For the tax year ended 5 April 2017, if you operate an employee share plan in the UK, then you need to do the following by no later than 6 July 2017:
Register any new share plans with HMRC.
File your 2016/17 annual share plan return with HMRC.
Self-certify any new tax advantaged share plans (CSOP, SAYE and SIP) with HMRC.
Companies must do this using the HMRC Employment Related Securities online service which can be accessed through their PAYE online portal. All companies, UK or otherwise, that trigger a reportable event will need to register their plans and file their returns through the online portal.
Failure to comply will result in automatic penalties for each plan registered and, for UK tax advantaged plans, the loss of the associated tax advantages.
New share plans
If you have established a new share plan during the tax year ended 5 April 2017, that plan will need to be registered online with HMRC before the annual share plan return (see below) can be submitted. The new share plan registration process can take up to a week to complete, so any new plans should be registered as soon as possible to allow plenty of time for the annual return to be submitted by the 6 July 2017 deadline.
There is no way to correct errors made in relation to the name or the type of plan when the plan is registered with HMRC. If an error occurs, the plan must be notified as ceasing and then re-registered with the correct name or plan type. Failure to notify HMRC that the plan is no longer being used can result in penalties for late filed annual returns.
Finally, if you have made additional share option grants or awards under a plan that has previously been notified to HMRC, there is no need to re-register that plan.
Annual share plan return
HMRC have provided templates for uploading data on awards of share options and shares. The template forms and guidance on how to complete the forms can be found here. It is important that you use the correct version.
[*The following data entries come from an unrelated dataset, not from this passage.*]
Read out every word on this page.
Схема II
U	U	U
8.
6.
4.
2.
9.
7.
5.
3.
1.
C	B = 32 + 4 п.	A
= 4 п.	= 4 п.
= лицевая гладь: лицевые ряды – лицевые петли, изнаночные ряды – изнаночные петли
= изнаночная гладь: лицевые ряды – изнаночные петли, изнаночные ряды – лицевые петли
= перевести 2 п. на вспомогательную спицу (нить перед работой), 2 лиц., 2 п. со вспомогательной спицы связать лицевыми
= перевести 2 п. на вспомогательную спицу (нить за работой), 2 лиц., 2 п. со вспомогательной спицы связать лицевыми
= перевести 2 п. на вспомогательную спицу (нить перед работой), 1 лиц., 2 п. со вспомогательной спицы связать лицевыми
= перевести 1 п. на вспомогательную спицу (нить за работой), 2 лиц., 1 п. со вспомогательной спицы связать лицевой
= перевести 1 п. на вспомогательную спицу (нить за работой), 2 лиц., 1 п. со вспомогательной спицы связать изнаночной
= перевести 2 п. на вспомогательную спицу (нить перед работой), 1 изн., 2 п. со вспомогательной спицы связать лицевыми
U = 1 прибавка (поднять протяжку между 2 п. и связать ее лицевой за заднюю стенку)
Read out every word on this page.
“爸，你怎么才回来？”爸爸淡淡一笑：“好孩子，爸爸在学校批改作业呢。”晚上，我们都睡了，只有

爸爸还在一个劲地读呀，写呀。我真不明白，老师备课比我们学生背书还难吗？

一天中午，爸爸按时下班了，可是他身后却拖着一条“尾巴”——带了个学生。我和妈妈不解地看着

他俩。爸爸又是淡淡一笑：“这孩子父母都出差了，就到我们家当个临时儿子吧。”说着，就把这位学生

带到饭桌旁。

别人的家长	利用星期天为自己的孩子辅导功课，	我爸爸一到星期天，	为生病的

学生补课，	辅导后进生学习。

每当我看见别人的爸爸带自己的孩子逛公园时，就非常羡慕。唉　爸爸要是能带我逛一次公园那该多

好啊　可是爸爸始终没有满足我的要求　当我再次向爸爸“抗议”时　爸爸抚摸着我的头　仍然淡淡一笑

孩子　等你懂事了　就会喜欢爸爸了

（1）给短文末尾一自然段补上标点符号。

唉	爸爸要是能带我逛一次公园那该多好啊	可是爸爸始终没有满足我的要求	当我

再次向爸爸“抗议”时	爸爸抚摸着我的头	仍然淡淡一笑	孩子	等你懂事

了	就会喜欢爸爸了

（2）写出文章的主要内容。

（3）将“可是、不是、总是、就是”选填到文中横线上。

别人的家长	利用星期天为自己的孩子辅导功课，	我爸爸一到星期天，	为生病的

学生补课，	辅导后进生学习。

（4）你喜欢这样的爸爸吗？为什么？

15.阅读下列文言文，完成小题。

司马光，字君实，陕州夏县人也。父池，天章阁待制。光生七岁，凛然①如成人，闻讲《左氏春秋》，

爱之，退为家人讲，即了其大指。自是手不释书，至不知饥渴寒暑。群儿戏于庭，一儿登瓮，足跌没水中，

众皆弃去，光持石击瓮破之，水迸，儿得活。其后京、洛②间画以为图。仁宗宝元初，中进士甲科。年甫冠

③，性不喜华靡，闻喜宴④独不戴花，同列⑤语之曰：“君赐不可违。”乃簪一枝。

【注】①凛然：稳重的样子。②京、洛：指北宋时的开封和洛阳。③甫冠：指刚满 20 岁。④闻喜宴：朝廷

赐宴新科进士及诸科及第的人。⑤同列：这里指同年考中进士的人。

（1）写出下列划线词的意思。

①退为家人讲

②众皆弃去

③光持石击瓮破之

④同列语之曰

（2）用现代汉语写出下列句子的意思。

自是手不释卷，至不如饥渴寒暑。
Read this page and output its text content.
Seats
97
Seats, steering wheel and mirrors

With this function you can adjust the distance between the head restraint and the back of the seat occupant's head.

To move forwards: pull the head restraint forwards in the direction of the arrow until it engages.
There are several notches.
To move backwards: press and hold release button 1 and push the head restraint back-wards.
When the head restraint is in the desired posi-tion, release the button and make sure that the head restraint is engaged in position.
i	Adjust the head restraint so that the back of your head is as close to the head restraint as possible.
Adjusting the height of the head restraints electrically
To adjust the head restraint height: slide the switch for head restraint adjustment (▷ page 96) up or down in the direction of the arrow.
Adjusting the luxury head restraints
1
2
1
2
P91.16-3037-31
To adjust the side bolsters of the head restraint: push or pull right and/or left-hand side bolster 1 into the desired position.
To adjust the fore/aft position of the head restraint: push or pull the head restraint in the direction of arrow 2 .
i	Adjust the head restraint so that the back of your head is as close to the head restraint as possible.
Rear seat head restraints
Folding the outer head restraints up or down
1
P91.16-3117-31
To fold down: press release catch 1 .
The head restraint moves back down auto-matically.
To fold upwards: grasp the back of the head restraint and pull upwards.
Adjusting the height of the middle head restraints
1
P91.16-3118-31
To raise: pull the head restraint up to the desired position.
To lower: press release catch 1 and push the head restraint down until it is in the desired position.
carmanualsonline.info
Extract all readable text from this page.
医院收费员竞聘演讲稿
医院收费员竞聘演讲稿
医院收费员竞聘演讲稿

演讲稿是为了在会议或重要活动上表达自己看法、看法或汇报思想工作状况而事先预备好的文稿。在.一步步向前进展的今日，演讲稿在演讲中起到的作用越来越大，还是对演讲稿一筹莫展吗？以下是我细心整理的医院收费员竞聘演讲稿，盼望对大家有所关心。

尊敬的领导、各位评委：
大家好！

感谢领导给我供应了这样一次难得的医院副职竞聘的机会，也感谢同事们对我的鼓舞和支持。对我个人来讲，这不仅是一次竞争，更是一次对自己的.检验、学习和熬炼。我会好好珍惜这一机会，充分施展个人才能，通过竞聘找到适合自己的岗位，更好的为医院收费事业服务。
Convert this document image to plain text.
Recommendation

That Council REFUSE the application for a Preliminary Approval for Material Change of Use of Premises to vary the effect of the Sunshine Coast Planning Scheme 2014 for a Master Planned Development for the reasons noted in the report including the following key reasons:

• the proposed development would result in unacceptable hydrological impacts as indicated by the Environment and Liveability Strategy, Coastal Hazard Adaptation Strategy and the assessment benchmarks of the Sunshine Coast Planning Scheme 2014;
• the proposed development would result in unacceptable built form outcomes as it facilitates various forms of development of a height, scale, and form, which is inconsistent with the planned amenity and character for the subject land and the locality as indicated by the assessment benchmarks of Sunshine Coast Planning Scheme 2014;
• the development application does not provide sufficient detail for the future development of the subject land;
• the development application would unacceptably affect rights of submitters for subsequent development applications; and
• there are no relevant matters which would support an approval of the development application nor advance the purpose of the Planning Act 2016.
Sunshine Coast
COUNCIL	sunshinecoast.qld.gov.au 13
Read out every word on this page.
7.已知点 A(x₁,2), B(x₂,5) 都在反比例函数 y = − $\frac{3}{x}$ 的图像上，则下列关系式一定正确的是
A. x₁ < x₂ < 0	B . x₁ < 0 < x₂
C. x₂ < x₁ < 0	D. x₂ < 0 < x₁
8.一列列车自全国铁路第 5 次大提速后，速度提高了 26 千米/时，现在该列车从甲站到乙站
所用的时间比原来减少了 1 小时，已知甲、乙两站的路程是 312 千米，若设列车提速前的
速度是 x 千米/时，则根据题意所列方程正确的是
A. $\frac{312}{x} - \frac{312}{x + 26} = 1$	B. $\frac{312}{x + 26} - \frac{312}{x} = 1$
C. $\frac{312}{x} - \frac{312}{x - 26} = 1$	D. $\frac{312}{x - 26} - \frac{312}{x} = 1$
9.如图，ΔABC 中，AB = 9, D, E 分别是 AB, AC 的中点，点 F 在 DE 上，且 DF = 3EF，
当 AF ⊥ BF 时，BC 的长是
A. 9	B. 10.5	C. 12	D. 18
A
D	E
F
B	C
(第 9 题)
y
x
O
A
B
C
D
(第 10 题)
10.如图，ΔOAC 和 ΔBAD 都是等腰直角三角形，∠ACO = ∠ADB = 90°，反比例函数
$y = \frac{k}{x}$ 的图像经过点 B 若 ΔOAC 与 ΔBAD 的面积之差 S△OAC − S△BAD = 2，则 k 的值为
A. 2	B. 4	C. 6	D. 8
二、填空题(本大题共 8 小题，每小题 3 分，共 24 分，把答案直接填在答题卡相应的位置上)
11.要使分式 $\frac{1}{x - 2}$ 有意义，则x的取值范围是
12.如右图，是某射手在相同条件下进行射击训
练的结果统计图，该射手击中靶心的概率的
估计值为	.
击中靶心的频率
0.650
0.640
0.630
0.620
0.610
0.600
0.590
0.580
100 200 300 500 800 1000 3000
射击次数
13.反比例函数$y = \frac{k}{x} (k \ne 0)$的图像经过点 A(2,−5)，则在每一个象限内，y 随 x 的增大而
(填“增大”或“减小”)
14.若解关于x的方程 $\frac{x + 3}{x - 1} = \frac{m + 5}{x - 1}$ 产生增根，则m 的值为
As a reminder, for share plan activity during the tax year ended 5 April 2017, you may need to report:
- Any grants of share options or share awards made.
- The exercise of any options or the acquisition of any shares or securities (including loan notes).
- Cash cancellation payments in respect of any share awards.
- Certain disposals of shares or securities (which have triggered an income tax charge).
- Certain other events in relation to shares or securities (known as reportable events).
- Certain events under UK tax advantaged plans.
If a company registered a plan last July but there has been no activity during the tax year ended 5 April 2017, you must nevertheless file a nil return. Failure to do so will result in a non-filing penalty.
If, during the tax year ended April 2017, a company operated a new CSOP, SAYE or SIP, it must notify HMRC of the existence of the new plan by 6 July 2017. The notification includes a declaration that the requirements of the relevant legislation have been met.
Note that for EMI purposes it is the grant of the options that must be notified to HMRC and this must be done within 92 days from the date of grant. The notification must be made online.
Penalties for late or incorrect filing of annual returns start automatically on 7 July 2017 at a rate of 100, with an incremental increase of 300 being charged three months after the filing date and then again at six months if the return has still not been submitted. An additional daily fine of 10 will be levied after nine months until the return is submitted.
HMRC also punishes errors in the plan documentation. If an annual share plan return contains a material inaccuracy that is careless or deliberate or simply not correct, HMRC could levy fines of up to 5,000.
And now for something completely different
Did you know that HMRC have updated their policy and practice in relation to tax advantaged EMI share options?
In order to be a qualifying EMI option, the EMI option agreement must contain details of any restrictions attaching to the option shares, e.g. restrictions on leavers.
Previously it was possible to detail these restrictions simply by referencing their existence in the relevant document in which they were contained such as the company's articles of association. However, HMRC now require any restrictions to be specifically identified in the EMI option agreement itself, i.e. it is no longer sufficient to simply incorporate the restrictions by reference to another document. From now on, in order to comply with HMRC practice, the practical approach for granting EMI options is to ensure that a summary of the relevant restrictions has been drafted and enclosed with the option agreement.